Microsoft has been supporting startups in Paris for a while. Its accelerator in the Sentier neighborhood has been in operation for a good few years, but it now appears the company will go down a new route.
The first startup to join the family is Recast.ai, a startup that helps customers build, manage, host and launch chatbots. It's something that aligns with Microsoft's own advancements with Ruuh and Zo, as well as its Bot Framework.
However, Microsoft France developer experience leader Christophe Shaw says, “We don't plan to invest or acquire startups through this program.”
Access to Microsoft and INRIA Resources
Instead, the startups will get access to Microsoft and INRIA researchers, as well as free credit on Microsoft Azure.
“We've been lucky that Microsoft spotted us from the very beginning of Recast,” said founder CEO Patrick Joubert to TechCrunch. “We've been using Microsoft Azure to host our service.”

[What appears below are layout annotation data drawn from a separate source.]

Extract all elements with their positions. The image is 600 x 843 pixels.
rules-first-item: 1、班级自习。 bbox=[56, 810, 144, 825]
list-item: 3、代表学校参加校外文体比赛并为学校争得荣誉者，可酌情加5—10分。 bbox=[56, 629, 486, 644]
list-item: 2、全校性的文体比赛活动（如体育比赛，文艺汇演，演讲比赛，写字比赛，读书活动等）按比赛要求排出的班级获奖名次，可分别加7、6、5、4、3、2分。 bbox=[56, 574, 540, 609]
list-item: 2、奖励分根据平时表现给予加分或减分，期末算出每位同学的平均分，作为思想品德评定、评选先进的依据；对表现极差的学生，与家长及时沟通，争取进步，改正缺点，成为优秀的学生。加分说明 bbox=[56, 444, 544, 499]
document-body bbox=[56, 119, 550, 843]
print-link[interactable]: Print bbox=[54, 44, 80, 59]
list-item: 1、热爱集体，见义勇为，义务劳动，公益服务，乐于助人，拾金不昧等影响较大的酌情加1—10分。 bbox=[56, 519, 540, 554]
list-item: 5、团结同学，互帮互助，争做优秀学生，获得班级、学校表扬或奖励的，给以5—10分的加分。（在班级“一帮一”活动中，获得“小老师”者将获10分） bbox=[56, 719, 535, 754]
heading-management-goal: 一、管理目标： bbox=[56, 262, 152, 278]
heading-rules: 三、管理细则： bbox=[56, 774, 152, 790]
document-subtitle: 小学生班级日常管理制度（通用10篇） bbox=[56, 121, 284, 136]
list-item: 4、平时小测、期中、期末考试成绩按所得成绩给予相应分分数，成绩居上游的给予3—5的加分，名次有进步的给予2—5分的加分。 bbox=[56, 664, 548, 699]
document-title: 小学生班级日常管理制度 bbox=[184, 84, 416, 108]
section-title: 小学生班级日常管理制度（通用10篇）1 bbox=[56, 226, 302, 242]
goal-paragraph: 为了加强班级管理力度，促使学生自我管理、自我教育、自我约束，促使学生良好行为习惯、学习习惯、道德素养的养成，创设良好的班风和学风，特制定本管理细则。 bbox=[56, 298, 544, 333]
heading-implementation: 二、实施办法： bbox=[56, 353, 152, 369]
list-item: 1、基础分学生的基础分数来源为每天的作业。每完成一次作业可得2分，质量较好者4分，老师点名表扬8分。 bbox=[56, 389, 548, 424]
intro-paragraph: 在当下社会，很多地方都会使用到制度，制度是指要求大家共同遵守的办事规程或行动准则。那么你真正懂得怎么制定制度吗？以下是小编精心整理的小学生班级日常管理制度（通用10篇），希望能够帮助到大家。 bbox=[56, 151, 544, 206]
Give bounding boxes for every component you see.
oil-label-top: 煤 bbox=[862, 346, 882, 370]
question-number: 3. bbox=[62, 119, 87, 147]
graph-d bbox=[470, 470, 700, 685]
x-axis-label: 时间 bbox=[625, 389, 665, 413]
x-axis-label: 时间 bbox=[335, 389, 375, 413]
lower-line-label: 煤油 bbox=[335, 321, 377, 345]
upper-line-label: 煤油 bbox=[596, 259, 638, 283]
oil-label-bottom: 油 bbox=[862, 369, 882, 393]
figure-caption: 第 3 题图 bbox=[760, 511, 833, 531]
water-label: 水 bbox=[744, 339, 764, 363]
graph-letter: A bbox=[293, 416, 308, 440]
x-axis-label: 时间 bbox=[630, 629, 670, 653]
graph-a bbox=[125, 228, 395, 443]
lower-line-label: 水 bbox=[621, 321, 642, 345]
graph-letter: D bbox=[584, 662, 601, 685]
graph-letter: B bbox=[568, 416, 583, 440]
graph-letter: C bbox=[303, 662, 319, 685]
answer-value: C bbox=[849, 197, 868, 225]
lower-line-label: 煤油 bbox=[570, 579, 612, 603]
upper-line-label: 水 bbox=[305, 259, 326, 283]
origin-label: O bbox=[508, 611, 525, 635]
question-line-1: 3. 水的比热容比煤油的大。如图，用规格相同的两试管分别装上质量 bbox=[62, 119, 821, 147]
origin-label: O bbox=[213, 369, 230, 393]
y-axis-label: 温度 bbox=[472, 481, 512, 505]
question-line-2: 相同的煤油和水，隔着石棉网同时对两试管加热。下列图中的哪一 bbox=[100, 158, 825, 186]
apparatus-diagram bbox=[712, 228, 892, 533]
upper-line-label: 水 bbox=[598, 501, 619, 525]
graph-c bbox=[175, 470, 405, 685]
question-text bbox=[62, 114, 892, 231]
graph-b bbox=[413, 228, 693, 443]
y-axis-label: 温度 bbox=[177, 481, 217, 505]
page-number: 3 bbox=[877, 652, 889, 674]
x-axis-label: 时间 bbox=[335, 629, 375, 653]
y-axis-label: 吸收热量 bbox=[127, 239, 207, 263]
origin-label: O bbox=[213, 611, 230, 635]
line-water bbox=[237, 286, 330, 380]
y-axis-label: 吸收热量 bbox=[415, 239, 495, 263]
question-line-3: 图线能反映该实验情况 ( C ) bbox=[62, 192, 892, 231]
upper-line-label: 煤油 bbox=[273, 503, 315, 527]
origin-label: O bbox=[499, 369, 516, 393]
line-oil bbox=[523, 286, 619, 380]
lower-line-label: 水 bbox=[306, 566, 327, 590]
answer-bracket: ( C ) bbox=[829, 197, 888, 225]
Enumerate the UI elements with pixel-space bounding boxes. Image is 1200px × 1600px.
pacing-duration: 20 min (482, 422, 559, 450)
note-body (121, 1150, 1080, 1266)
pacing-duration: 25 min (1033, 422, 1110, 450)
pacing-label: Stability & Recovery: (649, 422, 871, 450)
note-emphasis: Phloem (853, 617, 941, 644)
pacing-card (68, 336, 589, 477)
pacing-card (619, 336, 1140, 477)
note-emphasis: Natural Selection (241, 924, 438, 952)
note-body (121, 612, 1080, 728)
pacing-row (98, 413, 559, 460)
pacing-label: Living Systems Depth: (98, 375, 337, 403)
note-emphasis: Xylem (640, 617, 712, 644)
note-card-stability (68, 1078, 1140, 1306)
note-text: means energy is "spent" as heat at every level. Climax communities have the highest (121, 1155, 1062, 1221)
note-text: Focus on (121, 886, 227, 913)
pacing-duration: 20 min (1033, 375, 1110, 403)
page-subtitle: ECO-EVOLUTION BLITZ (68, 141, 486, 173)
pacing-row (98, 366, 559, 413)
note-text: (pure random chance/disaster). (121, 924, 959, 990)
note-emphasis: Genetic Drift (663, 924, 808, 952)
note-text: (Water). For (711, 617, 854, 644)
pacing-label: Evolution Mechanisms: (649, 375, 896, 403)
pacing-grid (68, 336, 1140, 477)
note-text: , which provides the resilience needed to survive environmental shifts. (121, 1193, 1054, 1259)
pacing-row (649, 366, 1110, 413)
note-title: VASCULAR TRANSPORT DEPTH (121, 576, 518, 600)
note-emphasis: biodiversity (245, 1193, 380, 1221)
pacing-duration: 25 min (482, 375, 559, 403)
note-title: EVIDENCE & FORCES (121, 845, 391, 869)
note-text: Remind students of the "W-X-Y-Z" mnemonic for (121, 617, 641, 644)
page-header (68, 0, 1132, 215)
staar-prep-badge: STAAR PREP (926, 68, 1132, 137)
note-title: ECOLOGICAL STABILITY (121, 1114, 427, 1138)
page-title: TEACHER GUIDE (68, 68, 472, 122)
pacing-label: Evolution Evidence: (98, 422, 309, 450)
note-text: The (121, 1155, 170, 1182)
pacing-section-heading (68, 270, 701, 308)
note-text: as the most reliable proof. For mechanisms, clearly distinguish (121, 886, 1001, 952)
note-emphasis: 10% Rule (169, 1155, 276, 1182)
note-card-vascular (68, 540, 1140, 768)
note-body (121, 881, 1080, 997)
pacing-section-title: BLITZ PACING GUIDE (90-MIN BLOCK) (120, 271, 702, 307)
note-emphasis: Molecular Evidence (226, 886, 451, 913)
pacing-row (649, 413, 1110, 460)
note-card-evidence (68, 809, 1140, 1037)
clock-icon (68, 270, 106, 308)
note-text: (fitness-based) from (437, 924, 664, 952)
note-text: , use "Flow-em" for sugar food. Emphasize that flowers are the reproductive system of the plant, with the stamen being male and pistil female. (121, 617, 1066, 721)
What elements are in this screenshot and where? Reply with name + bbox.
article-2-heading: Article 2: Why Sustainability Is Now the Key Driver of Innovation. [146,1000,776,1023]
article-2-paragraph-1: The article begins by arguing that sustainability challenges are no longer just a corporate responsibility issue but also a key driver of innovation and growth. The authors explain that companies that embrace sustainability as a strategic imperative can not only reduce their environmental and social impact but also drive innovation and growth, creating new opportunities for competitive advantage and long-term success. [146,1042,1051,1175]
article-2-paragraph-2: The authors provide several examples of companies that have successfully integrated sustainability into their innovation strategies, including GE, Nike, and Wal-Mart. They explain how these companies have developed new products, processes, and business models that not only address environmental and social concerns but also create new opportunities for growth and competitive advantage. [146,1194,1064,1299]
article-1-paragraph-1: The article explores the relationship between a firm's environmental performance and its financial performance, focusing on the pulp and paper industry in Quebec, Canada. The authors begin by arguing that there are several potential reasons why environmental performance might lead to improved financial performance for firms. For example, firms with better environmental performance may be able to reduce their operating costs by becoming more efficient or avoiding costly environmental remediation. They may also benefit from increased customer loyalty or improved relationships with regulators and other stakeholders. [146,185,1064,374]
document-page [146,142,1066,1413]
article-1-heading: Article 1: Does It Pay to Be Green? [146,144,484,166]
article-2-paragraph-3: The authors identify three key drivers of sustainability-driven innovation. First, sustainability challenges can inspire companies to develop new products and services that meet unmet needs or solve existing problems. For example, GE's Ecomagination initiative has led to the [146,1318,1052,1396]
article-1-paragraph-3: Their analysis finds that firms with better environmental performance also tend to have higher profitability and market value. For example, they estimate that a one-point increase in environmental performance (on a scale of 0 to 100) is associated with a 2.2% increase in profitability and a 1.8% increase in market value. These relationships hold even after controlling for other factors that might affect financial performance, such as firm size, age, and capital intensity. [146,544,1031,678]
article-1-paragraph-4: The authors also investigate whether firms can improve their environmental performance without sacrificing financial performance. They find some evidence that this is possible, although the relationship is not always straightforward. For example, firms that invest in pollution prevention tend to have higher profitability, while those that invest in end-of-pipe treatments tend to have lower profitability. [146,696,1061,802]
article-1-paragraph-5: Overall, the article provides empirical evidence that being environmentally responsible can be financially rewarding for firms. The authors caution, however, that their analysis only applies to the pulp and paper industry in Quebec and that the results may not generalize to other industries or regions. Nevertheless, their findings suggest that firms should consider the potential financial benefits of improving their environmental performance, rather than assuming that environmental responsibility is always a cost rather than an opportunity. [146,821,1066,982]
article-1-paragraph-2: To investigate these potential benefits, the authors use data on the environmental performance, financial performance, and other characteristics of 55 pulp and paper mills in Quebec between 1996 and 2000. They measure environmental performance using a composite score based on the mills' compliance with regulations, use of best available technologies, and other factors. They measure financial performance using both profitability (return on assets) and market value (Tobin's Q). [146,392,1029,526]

Being surrounded by other startups also has its own advantages. It helps with healthy competition and spreads the word about clients. Though Recast is the only participant currently, Microsoft has big plans for the future.
“We think that we're first going to select 5 or 6 startups that can foster an ecosystem around INRIA and themselves,” says Shaw. “The idea is that we're eventually going to have a hundred startups in this club.”
The Redmond giant will also host events at Station F, including technical presentations and workshops. It will have its own dedicated space and plans to host one each day.
It doing so, it will join giants like Facebook, Zendesk and Impulse labs.
“I firmly believe that AI will play a major role in tackling some of the big global challenges we currently face in healthcare, farming, environment and education. It's relevant to businesses, governments and individuals in all countries,” says Jean-Phillippe Courtois, president of Microsoft International.
“By helping a new wave of AI-led companies to expand internationally, we further democratize AI and help bring its benefits to more people.”